One of the main objects in PDFium is the FPDF_DOCUMENT. The object will allow access to information from PDFs. There are four ways to to create a FPDF_DOCUMENT. FPDF_CreateNewDocument will create an empty object which can be used to create PDFs. For more information see the PDF Editing Guide.

Loading an existing document is done in one of three ways: loading from file, loading from memory, or loading via a custom loader. In all three cases you'll provide a FPDF_BYTESTRING which is the password needed to unlock the PDF, if encrypted. If the file is not encrypted the password can be NULL.

The two simplest methods are loading from file and loading from memory. To load from file, you'll provide the name of the file to open, including extension. For loading from memory you'll provide a data buffer containing the PDF and its length.

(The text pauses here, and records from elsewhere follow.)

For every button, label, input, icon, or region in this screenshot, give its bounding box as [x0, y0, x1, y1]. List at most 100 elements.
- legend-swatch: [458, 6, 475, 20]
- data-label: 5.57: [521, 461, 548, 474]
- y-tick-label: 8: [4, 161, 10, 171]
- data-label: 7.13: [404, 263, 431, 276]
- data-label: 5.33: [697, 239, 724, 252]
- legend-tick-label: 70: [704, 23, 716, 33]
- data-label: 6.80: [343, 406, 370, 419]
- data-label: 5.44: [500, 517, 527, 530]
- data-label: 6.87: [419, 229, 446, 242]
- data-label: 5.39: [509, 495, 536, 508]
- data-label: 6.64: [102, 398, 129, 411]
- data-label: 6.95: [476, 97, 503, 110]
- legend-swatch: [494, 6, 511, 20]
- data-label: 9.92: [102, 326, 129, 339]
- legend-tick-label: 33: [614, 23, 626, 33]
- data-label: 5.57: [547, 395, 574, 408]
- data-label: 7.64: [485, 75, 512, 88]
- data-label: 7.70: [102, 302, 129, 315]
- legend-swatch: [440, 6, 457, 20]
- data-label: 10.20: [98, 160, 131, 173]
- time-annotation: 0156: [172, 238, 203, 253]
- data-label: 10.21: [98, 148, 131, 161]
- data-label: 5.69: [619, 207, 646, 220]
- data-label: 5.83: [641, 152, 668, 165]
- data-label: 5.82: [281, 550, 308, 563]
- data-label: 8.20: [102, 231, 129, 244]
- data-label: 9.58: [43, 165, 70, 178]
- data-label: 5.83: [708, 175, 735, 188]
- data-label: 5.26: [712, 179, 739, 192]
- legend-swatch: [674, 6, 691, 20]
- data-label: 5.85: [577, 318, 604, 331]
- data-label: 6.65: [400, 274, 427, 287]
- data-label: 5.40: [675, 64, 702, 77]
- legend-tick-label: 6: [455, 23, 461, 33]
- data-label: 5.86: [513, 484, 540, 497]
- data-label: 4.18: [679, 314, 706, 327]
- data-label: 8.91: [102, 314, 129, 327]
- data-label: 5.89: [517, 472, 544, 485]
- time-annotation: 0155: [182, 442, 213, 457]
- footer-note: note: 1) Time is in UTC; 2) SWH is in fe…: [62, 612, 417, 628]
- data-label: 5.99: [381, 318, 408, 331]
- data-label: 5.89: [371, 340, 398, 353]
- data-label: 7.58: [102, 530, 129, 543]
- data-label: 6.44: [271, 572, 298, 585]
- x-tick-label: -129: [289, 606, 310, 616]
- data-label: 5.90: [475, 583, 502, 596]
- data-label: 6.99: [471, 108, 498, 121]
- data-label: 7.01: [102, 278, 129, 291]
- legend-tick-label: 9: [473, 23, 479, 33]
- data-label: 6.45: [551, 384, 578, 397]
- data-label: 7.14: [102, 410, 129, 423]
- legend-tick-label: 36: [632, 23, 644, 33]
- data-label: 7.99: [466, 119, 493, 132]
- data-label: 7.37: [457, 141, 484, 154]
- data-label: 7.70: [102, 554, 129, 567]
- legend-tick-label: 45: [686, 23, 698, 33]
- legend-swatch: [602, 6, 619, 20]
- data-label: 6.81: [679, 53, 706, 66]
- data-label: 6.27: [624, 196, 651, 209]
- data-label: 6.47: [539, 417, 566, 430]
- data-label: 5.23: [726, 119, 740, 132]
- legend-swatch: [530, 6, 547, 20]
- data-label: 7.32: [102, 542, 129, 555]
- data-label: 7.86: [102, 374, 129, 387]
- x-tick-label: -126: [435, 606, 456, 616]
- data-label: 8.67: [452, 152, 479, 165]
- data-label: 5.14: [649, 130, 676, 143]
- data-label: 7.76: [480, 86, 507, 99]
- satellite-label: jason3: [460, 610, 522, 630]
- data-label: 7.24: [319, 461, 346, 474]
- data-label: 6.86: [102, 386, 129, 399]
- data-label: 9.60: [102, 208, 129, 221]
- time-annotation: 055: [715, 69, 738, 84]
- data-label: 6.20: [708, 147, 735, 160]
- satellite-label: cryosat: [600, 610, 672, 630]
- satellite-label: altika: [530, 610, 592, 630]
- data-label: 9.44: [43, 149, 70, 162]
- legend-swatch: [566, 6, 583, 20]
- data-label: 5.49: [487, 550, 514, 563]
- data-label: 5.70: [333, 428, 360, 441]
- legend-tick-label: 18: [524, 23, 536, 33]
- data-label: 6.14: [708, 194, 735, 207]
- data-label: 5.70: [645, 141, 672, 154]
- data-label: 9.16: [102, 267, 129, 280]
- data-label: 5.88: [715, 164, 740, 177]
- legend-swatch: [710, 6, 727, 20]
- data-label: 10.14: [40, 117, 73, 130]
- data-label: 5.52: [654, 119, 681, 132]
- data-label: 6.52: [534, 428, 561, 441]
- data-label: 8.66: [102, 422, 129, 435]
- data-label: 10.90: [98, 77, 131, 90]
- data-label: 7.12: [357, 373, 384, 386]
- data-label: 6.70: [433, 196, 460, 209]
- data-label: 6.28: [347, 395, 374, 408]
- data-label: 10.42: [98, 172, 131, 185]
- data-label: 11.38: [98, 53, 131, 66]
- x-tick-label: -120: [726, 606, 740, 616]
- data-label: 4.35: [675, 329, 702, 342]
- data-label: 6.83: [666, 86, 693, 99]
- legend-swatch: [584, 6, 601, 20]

FPDF_STRING test_doc = "test_doc.pdf";
FPDF_DOCUMENT doc = FPDF_LoadDocument(test_doc, NULL);
if (!doc) {
  return 1;
}

FPDF_CloseDocument(doc);

In all three cases, FPDF_LoadDocument, FPDF_LoadMemDocument, FPDF_LoadCustomDocument a return of NULL indicates an error opening the document or that the file was not found.

You can use FPDF_GetLastError to determine what went wrong.

#include <fpdfview.h>
#include <unistd.h>
#include <stdio.h>

int main() {
  FPDF_LIBRARY_CONFIG config;
  config.version = 2;
  config.m_pUserFontPaths = NULL;
  config.m_pIsolate = NULL;
  config.m_v8EmbedderSlot = 0;

  FPDF_InitLibraryWithConfig(&config);

  FPDF_DOCUMENT doc = FPDF_LoadDocument(test_doc, NULL);
  if (!doc) {
    unsigned long err = FPDF_GetLastError();
    fprintf(stderr, "Load pdf docs unsuccessful: ");
    switch (err) {
      case FPDF_ERR_SUCCESS:
        fprintf(stderr, "Success");
        break;
      case FPDF_ERR_UNKNOWN:
        fprintf(stderr, "Unknown error");
        break;
      case FPDF_ERR_FILE:
        fprintf(stderr, "File not found or could not be opened");
        break;
      case FPDF_ERR_FORMAT:
        fprintf(stderr, "File not in PDF format or corrupted");
        break;
      case FPDF_ERR_PASSWORD:
        fprintf(stderr, "Password required or incorrect password");
        break;
      case FPDF_ERR_SECURITY:
        fprintf(stderr, "Unsupported security scheme");
        break;
      case FPDF_ERR_PAGE:
        fprintf(stderr, "Page not found or content error");
        break;
      default:
        fprintf(stderr, "Unknown error %ld", err);
    }
    fprintf(stderr, ".\n");
    goto EXIT;
  }

  FPDF_CloseDocument(doc);
EXIT:
  FPDF_DestroyLibrary();
  return 0;

While the above are simple, the preferable technique is to use a custom loader. This makes it possible to load pieces of the document only as needed. This is useful for loading documents over the network.